Before the merger, I was privileged to interview fill and finish operators, including lead operator Fifi, one super-sharp supervisor, as well as two of the facility's top managers: Elizabeth Twomey-Galvin and Chuck Schneider, who discussed the final stages of an ongoing operational excellence program at the facility.  After years and several rounds of fine Lean Six Sigma work, when a major product went off patent, employees at Pearl River had committed to shaving yet another 20% of expenses. Some of the key changes seem simple but aren't easy to implement:  improved communication, including formal shift huddles examining issues and KPIs connected to corporate goals, and servant leadership. At that point, they were already well ahead of the year's target. 

When I interviewed them last September, the Pearl River biopharm manufacturing team exuded confidence and fearlessness about the coming merger. "We've been through M&A's before," many of them said. I hope that any of them affected will soon find new positions, within or without the company, as soon as possible.

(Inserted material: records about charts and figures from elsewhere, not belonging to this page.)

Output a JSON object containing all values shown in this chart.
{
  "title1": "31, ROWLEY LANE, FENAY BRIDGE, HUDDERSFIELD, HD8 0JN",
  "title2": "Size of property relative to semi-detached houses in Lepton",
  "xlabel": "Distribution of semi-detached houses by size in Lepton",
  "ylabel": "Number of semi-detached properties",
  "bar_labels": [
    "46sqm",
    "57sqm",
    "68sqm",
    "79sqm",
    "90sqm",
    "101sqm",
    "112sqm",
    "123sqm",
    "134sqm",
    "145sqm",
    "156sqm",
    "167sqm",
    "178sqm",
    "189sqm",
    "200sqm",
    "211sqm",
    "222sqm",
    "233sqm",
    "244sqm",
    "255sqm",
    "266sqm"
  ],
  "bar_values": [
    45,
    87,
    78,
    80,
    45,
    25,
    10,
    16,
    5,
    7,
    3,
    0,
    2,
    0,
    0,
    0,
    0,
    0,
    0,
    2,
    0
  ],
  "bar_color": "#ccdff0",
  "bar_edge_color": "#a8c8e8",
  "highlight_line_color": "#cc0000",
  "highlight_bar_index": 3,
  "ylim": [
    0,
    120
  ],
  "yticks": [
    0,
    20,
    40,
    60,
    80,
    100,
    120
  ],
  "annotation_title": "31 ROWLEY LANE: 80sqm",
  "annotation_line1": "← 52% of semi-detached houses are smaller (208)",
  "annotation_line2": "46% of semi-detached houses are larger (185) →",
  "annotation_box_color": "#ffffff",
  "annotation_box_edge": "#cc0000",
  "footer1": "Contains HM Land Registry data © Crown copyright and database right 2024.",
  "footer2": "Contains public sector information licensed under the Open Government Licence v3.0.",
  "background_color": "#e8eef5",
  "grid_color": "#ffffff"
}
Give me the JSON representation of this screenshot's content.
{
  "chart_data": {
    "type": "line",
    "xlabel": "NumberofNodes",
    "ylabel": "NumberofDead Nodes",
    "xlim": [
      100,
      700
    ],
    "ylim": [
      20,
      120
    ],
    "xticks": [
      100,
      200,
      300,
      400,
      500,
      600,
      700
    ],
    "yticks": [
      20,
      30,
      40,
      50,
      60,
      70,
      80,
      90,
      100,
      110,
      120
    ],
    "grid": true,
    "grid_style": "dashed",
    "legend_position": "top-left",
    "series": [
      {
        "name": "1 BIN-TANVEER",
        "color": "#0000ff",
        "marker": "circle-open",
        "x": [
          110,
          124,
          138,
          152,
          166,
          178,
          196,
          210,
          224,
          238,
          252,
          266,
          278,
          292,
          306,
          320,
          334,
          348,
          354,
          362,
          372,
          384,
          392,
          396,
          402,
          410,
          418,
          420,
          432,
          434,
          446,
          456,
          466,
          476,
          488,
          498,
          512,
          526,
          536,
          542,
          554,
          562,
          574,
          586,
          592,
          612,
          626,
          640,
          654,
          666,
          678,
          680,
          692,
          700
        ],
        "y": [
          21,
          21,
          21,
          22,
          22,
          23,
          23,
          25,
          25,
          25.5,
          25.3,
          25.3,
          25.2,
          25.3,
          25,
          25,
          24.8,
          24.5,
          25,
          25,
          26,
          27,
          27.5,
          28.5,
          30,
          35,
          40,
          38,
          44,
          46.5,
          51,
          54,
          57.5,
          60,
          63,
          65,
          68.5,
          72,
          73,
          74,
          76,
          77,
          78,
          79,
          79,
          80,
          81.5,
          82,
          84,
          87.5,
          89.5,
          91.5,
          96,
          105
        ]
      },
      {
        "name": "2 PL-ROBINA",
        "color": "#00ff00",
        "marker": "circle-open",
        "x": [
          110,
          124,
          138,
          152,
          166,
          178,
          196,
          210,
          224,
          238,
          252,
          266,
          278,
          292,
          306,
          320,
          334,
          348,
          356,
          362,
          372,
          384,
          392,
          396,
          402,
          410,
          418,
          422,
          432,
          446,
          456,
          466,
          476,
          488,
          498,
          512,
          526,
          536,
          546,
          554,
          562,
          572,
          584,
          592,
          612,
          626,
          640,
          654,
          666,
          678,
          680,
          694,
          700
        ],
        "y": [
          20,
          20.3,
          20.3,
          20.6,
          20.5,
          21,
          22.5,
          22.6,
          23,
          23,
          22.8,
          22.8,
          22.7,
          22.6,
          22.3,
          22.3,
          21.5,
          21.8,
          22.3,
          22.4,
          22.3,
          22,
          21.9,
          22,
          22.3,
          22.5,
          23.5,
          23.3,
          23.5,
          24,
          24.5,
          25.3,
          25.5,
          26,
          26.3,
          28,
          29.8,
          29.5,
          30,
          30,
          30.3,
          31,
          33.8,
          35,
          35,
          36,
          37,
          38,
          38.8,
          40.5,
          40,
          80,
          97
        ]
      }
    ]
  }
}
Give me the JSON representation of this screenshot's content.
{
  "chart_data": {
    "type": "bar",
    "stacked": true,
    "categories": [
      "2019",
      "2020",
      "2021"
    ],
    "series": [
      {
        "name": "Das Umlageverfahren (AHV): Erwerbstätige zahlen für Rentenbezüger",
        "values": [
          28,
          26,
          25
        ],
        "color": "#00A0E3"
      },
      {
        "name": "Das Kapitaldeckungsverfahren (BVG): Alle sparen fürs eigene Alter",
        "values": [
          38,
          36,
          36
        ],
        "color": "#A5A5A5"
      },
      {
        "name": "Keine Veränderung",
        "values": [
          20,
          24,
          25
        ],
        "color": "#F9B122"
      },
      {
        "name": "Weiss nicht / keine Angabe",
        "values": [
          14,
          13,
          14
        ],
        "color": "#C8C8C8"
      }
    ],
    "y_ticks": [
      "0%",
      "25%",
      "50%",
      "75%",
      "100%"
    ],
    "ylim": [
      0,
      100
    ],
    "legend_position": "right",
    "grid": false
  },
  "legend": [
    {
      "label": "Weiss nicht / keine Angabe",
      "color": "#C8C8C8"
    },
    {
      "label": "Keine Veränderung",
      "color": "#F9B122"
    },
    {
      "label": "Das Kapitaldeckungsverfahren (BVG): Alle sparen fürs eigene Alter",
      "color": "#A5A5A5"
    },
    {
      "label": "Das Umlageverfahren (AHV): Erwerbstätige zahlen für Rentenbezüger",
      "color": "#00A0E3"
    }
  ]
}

These bootleg videos, taken last September, before the merger, show the progressive spirit of Wyeth's bio manufacturing team and Pearl River employees in general, from plant floor operators to senior site managers. I'd planned to edit and refine them, but even in rather raw form, they speak for themselves. Besides, the official and slick corporate videos are already out there.  

Sorry I didn't get your approval to publish them, Pfizer Communications department, but they reflect so positively on your corporate culture that I hope you will understand. They're each quite short (a minute for most, less than three minutes for all of them....)

Here, I heard about sustaining gains the team had made in changeover from a middle manager/supervisor at the facility. I regret that I don't have his name and exact title. I'd interviewed him twice over the past seven years. He is one of the most articulate and sharp pharma manufacturing employees I've ever met.

Here, a word from Fifi, who leads the day shift and runs the shift huddles.

An operator shows the importance of connection to the end user of any pharma product--with Prevnar, that's infants and young children--in this very brief clip, while one of her colleagues wonders why operators weren't involved much sooner in the transformation in this clip.

Finally, Elizabeth Twomey-Galvin and Chuck Schneider discuss the need for management to walk the gemba floor, and to embrace the challenges of true "servant leadership."

Here's to Pfizer-Wyeth Pearl River's outstanding and imminently employable employees, including its biopharm manufacturing team, to true employee empowerment, and to more senior pharma executives heeding the call to "go out and gemba." Hope that anyone affected soon finds another position.